Ramallah: Palestinian President Mahmoud Abbas’s Fatah faction on Wednesday chose a deputy party leader but it was unclear whether Mahmoud Al Aloul would also be favourite to succeed him as president.

Aloul, for years a close Abbas confidant, has clout among the party’s grass roots and had a military background. He is the first deputy leader appointed since Fatah’s founding in the 1960s by former Palestinian president, Yasser Arafat.

The 18-member Fatah Central Committee’s vote to elect a deputy to Abbas came after protracted debate. Fatah is the largest and most influential group in the Palestine Liberation Organisation (PLO), the backbone of the Western-backed Palestinian National Authority.

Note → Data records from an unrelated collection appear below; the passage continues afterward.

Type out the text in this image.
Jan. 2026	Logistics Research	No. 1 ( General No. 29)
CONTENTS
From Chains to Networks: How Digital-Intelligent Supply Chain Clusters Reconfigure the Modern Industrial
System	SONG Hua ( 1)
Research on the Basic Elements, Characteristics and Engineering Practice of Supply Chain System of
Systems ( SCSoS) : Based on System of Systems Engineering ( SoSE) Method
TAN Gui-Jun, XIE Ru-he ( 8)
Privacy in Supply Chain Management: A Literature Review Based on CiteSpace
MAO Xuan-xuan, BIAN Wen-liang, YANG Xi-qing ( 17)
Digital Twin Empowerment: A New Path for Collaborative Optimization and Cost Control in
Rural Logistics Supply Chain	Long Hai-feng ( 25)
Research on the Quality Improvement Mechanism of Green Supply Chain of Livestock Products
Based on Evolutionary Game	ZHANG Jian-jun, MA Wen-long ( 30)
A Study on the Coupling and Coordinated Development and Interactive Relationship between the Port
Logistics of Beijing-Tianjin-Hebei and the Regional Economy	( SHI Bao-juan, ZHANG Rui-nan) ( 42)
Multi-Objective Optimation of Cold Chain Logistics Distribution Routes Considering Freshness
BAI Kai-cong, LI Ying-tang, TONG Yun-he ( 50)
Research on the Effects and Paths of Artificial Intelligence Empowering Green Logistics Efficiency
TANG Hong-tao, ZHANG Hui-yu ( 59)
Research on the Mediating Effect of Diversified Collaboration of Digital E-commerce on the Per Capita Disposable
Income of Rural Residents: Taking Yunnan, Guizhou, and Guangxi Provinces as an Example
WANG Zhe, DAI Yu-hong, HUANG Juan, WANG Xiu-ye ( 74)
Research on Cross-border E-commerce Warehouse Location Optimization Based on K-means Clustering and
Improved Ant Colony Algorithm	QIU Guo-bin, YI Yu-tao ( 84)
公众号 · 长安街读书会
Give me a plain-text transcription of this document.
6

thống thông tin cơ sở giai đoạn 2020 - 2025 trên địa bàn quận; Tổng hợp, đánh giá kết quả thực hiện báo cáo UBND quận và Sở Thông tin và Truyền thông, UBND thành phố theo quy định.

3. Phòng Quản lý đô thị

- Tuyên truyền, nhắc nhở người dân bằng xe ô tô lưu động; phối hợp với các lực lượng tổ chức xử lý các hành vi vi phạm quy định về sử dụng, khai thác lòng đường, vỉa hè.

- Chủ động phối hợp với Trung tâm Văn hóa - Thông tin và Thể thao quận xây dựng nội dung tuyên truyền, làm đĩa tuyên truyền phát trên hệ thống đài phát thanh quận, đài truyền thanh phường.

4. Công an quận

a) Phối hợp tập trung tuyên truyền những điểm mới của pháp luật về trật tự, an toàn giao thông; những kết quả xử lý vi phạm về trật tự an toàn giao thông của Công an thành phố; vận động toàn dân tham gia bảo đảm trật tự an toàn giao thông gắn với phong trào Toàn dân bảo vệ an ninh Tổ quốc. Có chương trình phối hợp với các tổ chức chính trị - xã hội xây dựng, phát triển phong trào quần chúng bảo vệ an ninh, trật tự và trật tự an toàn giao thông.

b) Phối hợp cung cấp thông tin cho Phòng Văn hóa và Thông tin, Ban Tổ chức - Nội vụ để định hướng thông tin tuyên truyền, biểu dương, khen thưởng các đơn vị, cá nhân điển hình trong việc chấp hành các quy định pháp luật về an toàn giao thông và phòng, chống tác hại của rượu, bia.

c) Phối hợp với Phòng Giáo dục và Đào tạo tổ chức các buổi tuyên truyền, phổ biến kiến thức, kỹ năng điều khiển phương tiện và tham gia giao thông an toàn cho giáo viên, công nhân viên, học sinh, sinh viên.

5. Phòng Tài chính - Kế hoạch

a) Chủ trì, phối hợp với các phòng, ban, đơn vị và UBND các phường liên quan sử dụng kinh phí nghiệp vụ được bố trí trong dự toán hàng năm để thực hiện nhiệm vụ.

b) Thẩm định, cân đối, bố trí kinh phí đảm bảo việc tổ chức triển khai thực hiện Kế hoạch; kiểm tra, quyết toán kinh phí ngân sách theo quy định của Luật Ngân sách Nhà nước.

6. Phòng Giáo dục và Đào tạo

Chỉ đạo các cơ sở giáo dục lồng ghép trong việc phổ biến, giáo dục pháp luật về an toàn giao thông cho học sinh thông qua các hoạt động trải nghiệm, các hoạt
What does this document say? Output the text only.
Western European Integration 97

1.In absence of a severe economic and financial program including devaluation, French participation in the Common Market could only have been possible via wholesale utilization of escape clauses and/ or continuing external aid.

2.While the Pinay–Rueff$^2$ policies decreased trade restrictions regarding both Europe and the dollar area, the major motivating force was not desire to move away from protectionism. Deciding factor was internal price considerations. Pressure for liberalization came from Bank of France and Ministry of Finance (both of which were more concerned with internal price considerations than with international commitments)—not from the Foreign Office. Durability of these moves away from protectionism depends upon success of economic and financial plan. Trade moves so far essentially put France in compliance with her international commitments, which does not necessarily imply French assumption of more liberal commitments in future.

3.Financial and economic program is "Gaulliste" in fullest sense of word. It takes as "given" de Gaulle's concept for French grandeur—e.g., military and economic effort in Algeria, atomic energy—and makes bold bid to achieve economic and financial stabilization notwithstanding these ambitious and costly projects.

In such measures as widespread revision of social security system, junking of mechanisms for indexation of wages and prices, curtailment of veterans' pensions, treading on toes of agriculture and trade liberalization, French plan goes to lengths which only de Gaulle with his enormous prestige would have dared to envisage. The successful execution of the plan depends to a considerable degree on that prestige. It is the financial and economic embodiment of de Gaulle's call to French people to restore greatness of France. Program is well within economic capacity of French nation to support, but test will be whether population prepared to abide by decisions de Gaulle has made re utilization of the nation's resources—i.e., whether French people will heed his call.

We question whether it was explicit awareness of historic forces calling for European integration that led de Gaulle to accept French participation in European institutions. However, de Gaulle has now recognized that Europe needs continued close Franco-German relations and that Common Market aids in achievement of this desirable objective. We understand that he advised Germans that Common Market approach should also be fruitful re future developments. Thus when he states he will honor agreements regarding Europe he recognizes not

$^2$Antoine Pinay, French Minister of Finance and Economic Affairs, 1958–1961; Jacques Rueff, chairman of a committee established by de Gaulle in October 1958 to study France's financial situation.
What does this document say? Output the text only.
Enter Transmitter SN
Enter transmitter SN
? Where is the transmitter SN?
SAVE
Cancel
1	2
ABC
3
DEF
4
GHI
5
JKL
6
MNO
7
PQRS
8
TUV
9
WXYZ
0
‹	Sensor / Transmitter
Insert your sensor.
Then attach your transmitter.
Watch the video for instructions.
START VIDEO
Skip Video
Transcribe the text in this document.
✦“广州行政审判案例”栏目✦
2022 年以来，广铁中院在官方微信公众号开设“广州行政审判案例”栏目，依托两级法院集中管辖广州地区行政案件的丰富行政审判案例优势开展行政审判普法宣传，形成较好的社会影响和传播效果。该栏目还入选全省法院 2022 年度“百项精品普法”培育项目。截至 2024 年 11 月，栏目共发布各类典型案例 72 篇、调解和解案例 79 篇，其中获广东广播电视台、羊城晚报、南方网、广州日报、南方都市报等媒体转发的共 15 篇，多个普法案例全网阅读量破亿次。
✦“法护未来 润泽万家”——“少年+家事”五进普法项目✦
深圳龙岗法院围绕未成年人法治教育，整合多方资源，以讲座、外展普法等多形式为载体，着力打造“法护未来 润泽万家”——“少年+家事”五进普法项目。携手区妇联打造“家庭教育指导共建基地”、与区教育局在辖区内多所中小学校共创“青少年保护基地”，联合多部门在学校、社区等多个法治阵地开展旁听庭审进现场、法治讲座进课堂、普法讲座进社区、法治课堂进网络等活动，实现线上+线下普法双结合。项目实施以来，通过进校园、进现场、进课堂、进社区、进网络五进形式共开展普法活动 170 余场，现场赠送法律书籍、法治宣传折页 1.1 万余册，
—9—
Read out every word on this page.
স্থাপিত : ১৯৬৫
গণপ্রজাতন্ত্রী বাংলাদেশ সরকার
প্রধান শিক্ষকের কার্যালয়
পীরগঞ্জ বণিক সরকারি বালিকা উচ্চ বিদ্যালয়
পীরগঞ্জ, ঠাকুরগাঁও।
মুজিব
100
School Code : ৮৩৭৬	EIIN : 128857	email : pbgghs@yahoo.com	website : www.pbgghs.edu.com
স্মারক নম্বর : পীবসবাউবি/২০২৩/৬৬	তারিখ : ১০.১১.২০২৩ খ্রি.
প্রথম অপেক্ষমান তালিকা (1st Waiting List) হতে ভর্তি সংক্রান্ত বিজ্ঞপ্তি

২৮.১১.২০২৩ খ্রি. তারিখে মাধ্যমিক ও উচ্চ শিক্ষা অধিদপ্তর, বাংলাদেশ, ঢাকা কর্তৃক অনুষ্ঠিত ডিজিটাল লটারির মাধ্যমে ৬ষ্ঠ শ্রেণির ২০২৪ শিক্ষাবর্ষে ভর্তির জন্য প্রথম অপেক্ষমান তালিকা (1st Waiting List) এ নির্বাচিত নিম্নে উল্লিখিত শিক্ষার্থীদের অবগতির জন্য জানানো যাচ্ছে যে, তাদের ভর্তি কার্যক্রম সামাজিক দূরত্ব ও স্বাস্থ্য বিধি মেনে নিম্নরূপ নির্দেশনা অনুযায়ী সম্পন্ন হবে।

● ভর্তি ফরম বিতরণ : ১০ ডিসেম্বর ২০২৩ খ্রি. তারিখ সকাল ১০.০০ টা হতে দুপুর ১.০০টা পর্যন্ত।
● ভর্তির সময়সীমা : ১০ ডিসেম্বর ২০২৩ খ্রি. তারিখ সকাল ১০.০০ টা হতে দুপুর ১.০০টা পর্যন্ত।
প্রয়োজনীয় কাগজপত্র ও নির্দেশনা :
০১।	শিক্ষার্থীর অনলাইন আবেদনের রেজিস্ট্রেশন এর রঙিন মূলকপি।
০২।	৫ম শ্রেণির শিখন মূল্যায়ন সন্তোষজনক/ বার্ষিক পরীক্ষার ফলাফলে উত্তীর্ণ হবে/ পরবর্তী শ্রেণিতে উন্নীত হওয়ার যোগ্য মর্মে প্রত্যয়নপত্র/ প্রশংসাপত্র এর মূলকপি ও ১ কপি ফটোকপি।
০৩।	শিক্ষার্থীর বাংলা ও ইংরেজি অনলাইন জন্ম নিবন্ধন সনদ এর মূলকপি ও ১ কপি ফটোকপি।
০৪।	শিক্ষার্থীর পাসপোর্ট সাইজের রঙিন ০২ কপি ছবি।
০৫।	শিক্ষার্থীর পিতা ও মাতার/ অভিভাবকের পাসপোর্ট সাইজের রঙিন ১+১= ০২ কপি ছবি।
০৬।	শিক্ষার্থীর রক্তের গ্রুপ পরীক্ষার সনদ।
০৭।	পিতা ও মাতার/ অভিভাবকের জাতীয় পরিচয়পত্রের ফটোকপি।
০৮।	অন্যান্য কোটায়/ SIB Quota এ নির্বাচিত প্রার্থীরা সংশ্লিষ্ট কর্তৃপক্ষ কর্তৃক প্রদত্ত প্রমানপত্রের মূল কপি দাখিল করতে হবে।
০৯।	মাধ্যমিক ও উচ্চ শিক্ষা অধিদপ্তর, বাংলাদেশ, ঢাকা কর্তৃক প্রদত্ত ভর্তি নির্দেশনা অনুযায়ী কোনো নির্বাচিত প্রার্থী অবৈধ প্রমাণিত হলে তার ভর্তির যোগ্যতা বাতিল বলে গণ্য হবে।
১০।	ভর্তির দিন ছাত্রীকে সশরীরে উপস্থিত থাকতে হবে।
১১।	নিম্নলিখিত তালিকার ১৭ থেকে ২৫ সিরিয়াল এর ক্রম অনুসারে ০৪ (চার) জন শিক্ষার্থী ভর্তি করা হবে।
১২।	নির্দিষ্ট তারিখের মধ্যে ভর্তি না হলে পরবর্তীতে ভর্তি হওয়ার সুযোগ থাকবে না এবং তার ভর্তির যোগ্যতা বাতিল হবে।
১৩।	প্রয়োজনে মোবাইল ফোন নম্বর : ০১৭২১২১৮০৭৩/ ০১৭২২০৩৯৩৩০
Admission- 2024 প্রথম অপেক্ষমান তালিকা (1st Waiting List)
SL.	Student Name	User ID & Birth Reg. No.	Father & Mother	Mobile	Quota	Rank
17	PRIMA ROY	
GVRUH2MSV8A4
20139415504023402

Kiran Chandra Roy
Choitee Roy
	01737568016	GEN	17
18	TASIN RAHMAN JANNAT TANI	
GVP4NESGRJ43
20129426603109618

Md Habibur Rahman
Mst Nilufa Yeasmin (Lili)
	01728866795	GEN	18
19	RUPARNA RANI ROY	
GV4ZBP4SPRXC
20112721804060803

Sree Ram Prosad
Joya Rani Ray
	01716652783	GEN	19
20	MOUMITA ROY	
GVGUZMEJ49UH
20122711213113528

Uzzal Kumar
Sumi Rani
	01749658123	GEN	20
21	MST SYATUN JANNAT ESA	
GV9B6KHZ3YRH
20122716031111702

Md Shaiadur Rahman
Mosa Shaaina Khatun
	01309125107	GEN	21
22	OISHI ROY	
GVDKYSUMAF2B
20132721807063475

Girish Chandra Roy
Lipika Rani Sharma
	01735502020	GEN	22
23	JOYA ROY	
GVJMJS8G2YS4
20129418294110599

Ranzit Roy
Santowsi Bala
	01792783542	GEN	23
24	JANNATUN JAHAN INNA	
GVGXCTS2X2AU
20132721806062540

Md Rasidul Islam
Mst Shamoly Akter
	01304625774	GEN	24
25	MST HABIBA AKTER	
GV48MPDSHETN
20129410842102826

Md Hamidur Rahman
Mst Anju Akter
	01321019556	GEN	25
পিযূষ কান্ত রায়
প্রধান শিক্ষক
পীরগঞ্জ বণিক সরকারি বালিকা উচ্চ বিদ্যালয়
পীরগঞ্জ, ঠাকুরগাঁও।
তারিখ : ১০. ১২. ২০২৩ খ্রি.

The media-shy Aloul, 67, served as governor of the West Bank Palestinian city of Nablus for 10 years and as minister of labour but he is not the deputy leader of the Palestinian Authority and is therefore not seen as a certain successor as president to the 81-year-old Abbas.

Aloul was a commander who led Fatah forces that fought Israel in Lebanon and were responsible for abducting eight Israeli soldiers there in 1983.

In 1988 his responsibilities over the then Israeli-occupied Gaza Strip and the West Bank were expanded after the assassination of Khalil Al Wazir (Abu Jihad) by Israeli commandos in Tunis.